Poursuivi devant la juridiction de jugement, l’intéressé a contesté la régularité de cette procédure en invoquant l’impossibilité de solliciter une contre-expertise biologique utile. La chambre criminelle de la Cour de cassation a rendu l’arrêt n° 1106 le 6 septembre 2023 transmettant la question prioritaire de constitutionnalité. Le requérant soutient que l’article 706-30-1 du code de procédure pénale méconnaît gravement les droits de la défense et le principe d’égalité. L’obligation de conservation d’un échantillon s’applique exclusivement au juge d’instruction, alors que le procureur en est dispensé durant la phase d’enquête préliminaire.
Le litige repose sur la constitutionnalité d’une différence de traitement procédural entre les phases d’enquête et d’information judiciaire concernant la preuve matérielle. Par sa décision du 10 novembre 2023, le Conseil constitutionnel a déclaré les dispositions contestées conformes à la Constitution au regard des garanties légales existantes. Ce commentaire examinera la sauvegarde des droits de la défense avant d’analyser la pertinence de la distinction entre les cadres de l’investigation criminelle.
I. La préservation des droits de la défense malgré l’absence de prélèvement obligatoire
A. Le contrôle juridictionnel sur la destruction des scellés
Le Conseil souligne que le procureur ne peut détruire que les produits dont la « conservation n’est plus nécessaire à la manifestation de la vérité ». La décision prise par le procureur de la République est « motivée et notifiée par tout moyen » à la personne mise en cause. Le droit positif permet ainsi à l’intéressé de maintenir l’intégrité des preuves matérielles nécessaires à l’exercice effectif de sa stratégie de défense. Cette faculté de contestation immédiate protège le justiciable contre toute disparition arbitraire des éléments de preuve recueillis durant la phase de l’enquête. Cette vigilance lors de la phase préliminaire trouve un prolongement nécessaire lors de la phase décisive du jugement au fond devant le juge.

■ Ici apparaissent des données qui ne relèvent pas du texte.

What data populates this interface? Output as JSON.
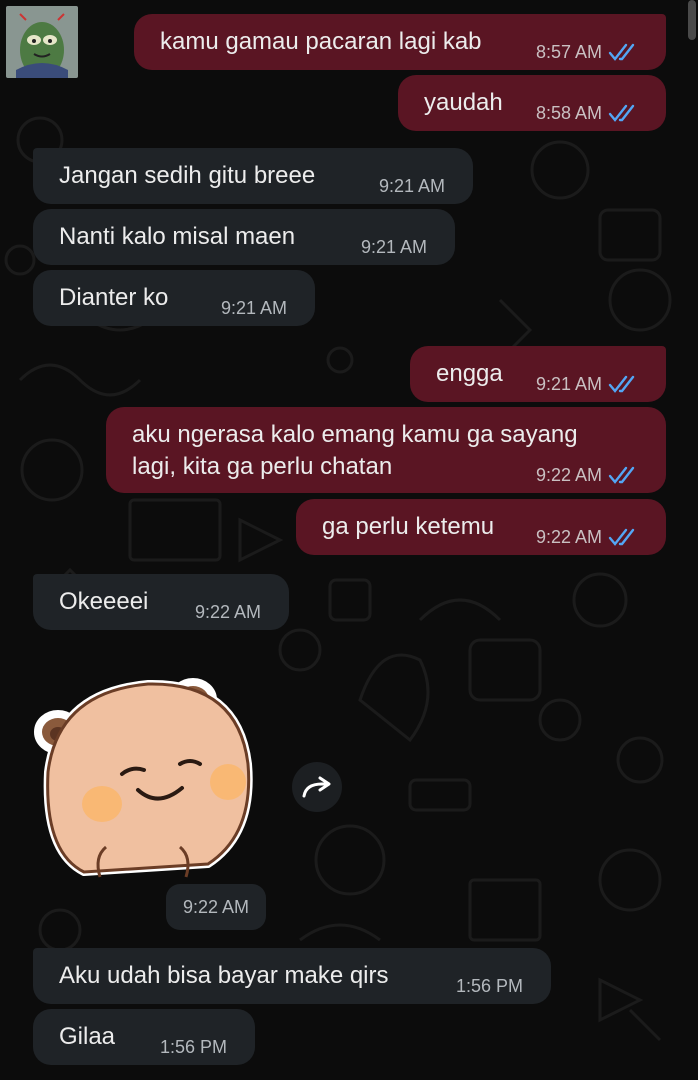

B. L’effectivité du débat contradictoire sur les éléments de preuve
Le juge « ne peut fonder sa décision que sur des éléments qui lui sont apportés au cours des débats » contradictoires. La preuve est rapportée par tout moyen et la juridiction vérifie la nature des produits conformément aux règles posées par l’article 427. Le ministère public supporte toujours le fardeau de prouver les éléments constitutifs de l’infraction, y compris la qualification exacte des substances stupéfiantes. L’absence d’échantillon physique ne prive pas le prévenu de la possibilité de discuter la force probante des constatations matérielles versées au dossier. Cette protection des droits de la défense s’accompagne d’une réflexion sur la cohérence des structures procédurales au sein de l’ordre constitutionnel français.

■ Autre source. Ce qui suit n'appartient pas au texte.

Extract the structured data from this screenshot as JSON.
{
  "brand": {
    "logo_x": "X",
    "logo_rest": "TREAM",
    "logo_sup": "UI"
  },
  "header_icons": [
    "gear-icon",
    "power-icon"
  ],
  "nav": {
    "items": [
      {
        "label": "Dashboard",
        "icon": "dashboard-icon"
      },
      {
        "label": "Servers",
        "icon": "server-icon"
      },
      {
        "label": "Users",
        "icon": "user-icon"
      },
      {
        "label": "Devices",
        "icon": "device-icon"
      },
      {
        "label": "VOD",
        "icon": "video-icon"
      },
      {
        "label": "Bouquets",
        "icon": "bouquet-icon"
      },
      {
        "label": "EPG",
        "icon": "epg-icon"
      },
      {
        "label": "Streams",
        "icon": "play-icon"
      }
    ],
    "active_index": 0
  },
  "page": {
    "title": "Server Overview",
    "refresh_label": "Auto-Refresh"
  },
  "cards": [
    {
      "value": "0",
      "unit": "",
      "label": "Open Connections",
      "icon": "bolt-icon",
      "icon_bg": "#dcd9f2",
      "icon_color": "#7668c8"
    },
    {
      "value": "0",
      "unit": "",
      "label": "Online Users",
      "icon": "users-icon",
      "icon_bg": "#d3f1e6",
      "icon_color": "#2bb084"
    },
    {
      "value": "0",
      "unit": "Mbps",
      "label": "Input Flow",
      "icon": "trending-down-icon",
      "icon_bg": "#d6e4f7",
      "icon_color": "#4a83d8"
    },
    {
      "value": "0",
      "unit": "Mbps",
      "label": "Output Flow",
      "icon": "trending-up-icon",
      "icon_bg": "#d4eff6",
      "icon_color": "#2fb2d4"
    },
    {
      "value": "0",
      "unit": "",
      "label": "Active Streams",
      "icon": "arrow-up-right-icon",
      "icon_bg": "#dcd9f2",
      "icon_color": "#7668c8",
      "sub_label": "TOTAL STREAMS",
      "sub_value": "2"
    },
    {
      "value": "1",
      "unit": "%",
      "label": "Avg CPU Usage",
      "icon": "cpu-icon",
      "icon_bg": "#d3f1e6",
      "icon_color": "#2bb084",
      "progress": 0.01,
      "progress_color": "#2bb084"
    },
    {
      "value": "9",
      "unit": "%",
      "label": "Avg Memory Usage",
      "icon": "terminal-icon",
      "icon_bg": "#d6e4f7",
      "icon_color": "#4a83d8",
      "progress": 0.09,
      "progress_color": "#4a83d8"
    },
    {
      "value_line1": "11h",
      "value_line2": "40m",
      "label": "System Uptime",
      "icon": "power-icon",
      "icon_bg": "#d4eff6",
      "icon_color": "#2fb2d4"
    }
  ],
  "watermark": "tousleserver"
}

II. La légitimité de la différenciation des cadres procéduraux
A. L’existence de situations juridiques objectivement distinctes
L’article 6 de la Déclaration de 1789 autorise le législateur à prévoir des règles différentes si elles ne procèdent pas de distinctions injustifiées. Les juges constitutionnels relèvent que les personnes renvoyées après une instruction sont dans une « situation différente » de celles citées après une enquête. La gravité ou la complexité des faits justifiant l’ouverture d’une information judiciaire autorise une rigueur procédurale spécifique concernant la gestion des scellés. Cette différenciation n’est pas arbitraire puisqu’elle repose sur une appréciation concrète de la nature des poursuites engagées contre les auteurs présumés d’infractions. Cette approche pragmatique de la procédure pénale n’exclut pas le maintien d’un socle commun de garanties fondamentales pour chaque citoyen français.

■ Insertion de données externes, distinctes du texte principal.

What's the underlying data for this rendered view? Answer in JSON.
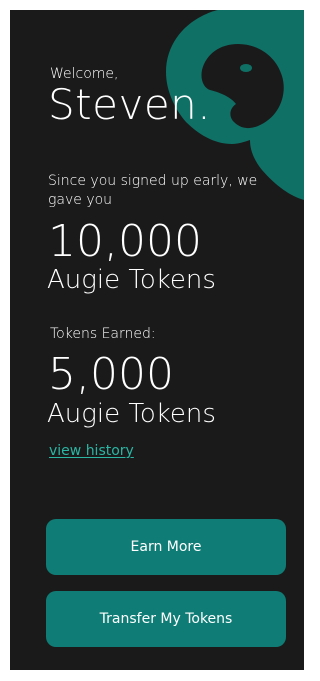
{
  "header": {
    "greeting": "Welcome,",
    "name": "Steven.",
    "logo_icon": "dog-head-icon"
  },
  "signup_bonus": {
    "intro": "Since you signed up early, we gave you",
    "amount": "10,000",
    "unit": "Augie Tokens"
  },
  "earned": {
    "label": "Tokens Earned:",
    "amount": "5,000",
    "unit": "Augie Tokens",
    "history_link": "view history"
  },
  "actions": {
    "earn_more": "Earn More",
    "transfer": "Transfer My Tokens"
  },
  "colors": {
    "background": "#1a1a1a",
    "accent": "#0f7d76",
    "link": "#2bb5a3",
    "logo": "#0f7066"
  }
}
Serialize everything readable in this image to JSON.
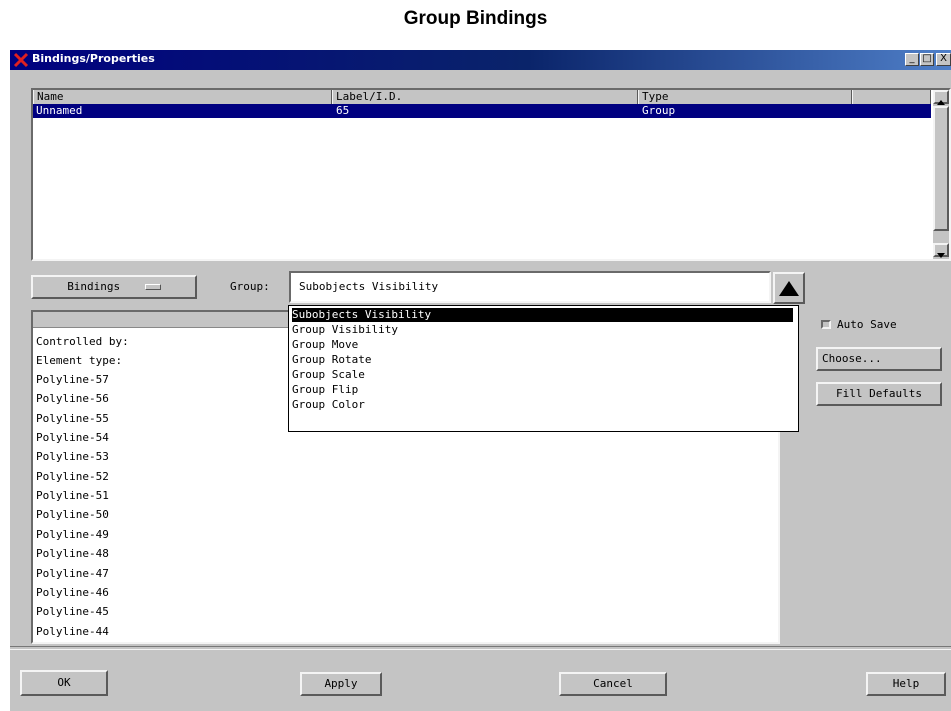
{
  "caption": "Group Bindings",
  "window": {
    "title": "Bindings/Properties",
    "controls": [
      "_",
      "□",
      "X"
    ]
  },
  "objects_table": {
    "columns": [
      "Name",
      "Label/I.D.",
      "Type"
    ],
    "rows": [
      {
        "name": "Unnamed",
        "label": "65",
        "type": "Group"
      }
    ]
  },
  "toolbar": {
    "mode_button": "Bindings",
    "group_label": "Group:",
    "group_value": "Subobjects Visibility"
  },
  "group_options": [
    "Subobjects Visibility",
    "Group Visibility",
    "Group Move",
    "Group Rotate",
    "Group Scale",
    "Group Flip",
    "Group Color"
  ],
  "elements_list": [
    "Controlled by:",
    "Element type:",
    "Polyline-57",
    "Polyline-56",
    "Polyline-55",
    "Polyline-54",
    "Polyline-53",
    "Polyline-52",
    "Polyline-51",
    "Polyline-50",
    "Polyline-49",
    "Polyline-48",
    "Polyline-47",
    "Polyline-46",
    "Polyline-45",
    "Polyline-44"
  ],
  "side_panel": {
    "auto_save": "Auto Save",
    "auto_save_checked": false,
    "choose": "Choose...",
    "fill_defaults": "Fill Defaults"
  },
  "footer": {
    "ok": "OK",
    "apply": "Apply",
    "cancel": "Cancel",
    "help": "Help"
  },
  "colors": {
    "selection": "#000080",
    "panel": "#c4c4c4",
    "titlebar": "#000080"
  }
}
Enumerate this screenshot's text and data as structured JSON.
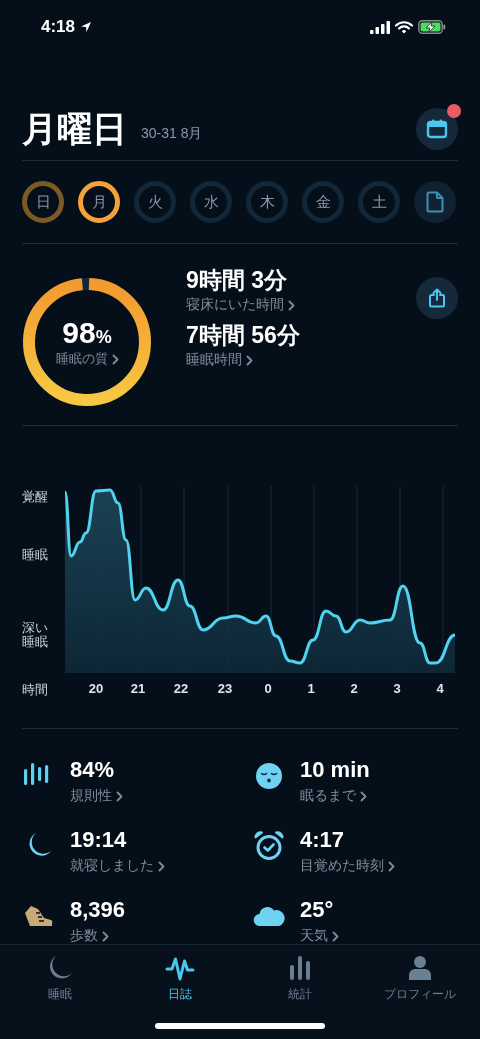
{
  "status_bar": {
    "time": "4:18"
  },
  "header": {
    "title": "月曜日",
    "date_range": "30-31 8月",
    "calendar_badge": true
  },
  "days": [
    {
      "label": "日",
      "recorded": true,
      "selected": false
    },
    {
      "label": "月",
      "recorded": true,
      "selected": true
    },
    {
      "label": "火",
      "recorded": false,
      "selected": false
    },
    {
      "label": "水",
      "recorded": false,
      "selected": false
    },
    {
      "label": "木",
      "recorded": false,
      "selected": false
    },
    {
      "label": "金",
      "recorded": false,
      "selected": false
    },
    {
      "label": "土",
      "recorded": false,
      "selected": false
    }
  ],
  "summary": {
    "quality": {
      "value": "98",
      "unit": "%",
      "label": "睡眠の質",
      "level": 0.98
    },
    "metrics": [
      {
        "value": "9時間 3分",
        "label": "寝床にいた時間"
      },
      {
        "value": "7時間 56分",
        "label": "睡眠時間"
      }
    ]
  },
  "chart": {
    "y_labels": [
      "覚醒",
      "睡眠",
      "深い睡眠"
    ],
    "x_title": "時間",
    "x_labels": [
      "20",
      "21",
      "22",
      "23",
      "0",
      "1",
      "2",
      "3",
      "4"
    ]
  },
  "stats": [
    {
      "kind": "regularity",
      "value": "84%",
      "label": "規則性"
    },
    {
      "kind": "asleep",
      "value": "10 min",
      "label": "眠るまで"
    },
    {
      "kind": "bedtime",
      "value": "19:14",
      "label": "就寝しました"
    },
    {
      "kind": "wake",
      "value": "4:17",
      "label": "目覚めた時刻"
    },
    {
      "kind": "steps",
      "value": "8,396",
      "label": "歩数"
    },
    {
      "kind": "weather",
      "value": "25°",
      "label": "天気"
    }
  ],
  "tabs": [
    {
      "kind": "sleep",
      "label": "睡眠",
      "selected": false
    },
    {
      "kind": "journal",
      "label": "日誌",
      "selected": true
    },
    {
      "kind": "stats",
      "label": "統計",
      "selected": false
    },
    {
      "kind": "profile",
      "label": "プロフィール",
      "selected": false
    }
  ]
}
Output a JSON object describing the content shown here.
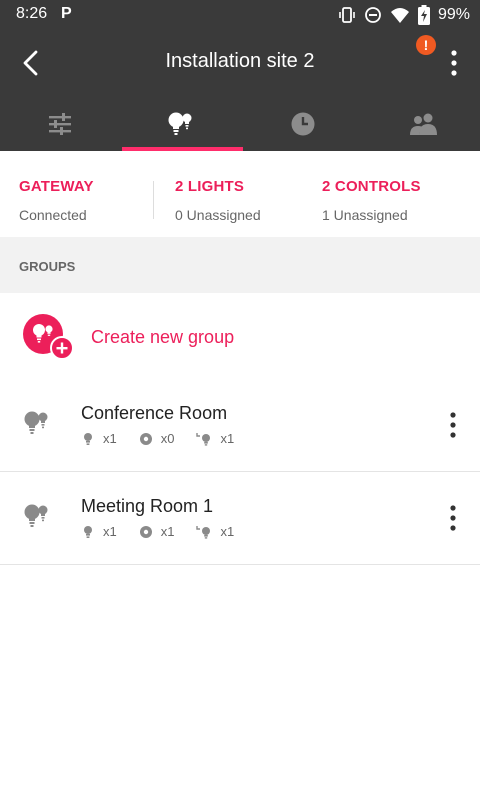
{
  "status_bar": {
    "time": "8:26",
    "notification_letter": "P",
    "battery": "99%",
    "icons": [
      "vibrate-icon",
      "do-not-disturb-icon",
      "wifi-icon",
      "battery-charging-icon"
    ]
  },
  "app_bar": {
    "title": "Installation site 2",
    "alert_badge": "!"
  },
  "tabs": [
    {
      "icon": "sliders-icon",
      "selected": false
    },
    {
      "icon": "bulbs-icon",
      "selected": true
    },
    {
      "icon": "clock-icon",
      "selected": false
    },
    {
      "icon": "users-icon",
      "selected": false
    }
  ],
  "summary": {
    "gateway": {
      "title": "GATEWAY",
      "subtitle": "Connected"
    },
    "lights": {
      "title": "2 LIGHTS",
      "subtitle": "0 Unassigned"
    },
    "controls": {
      "title": "2 CONTROLS",
      "subtitle": "1 Unassigned"
    }
  },
  "groups_header": "GROUPS",
  "create_group": {
    "label": "Create new group"
  },
  "groups": [
    {
      "name": "Conference Room",
      "lights": "x1",
      "sensors": "x0",
      "controls": "x1"
    },
    {
      "name": "Meeting Room 1",
      "lights": "x1",
      "sensors": "x1",
      "controls": "x1"
    }
  ],
  "colors": {
    "accent": "#ec1f5a",
    "toolbar": "#3a3a3a",
    "alert": "#f05a22",
    "icon_gray": "#8a8a8a"
  }
}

B. La garantie d’une protection équivalente des droits du justiciable
Les personnes mises en cause bénéficient de « garanties équivalentes » que la procédure soit conduite par un juge d’instruction ou par un procureur. La conformité des dispositions contestées repose sur l’idée que le système répressif offre une protection globale cohérente quel que soit le cadre d’investigation. L’absence d’incompétence négative du législateur est également confirmée car les règles générales garantissent le respect des principes constitutionnels sans aucune ambiguïté majeure. Cette décision réaffirme la liberté du législateur d’adapter les modalités de l’action publique tout en veillant strictement au respect du droit au procès équitable.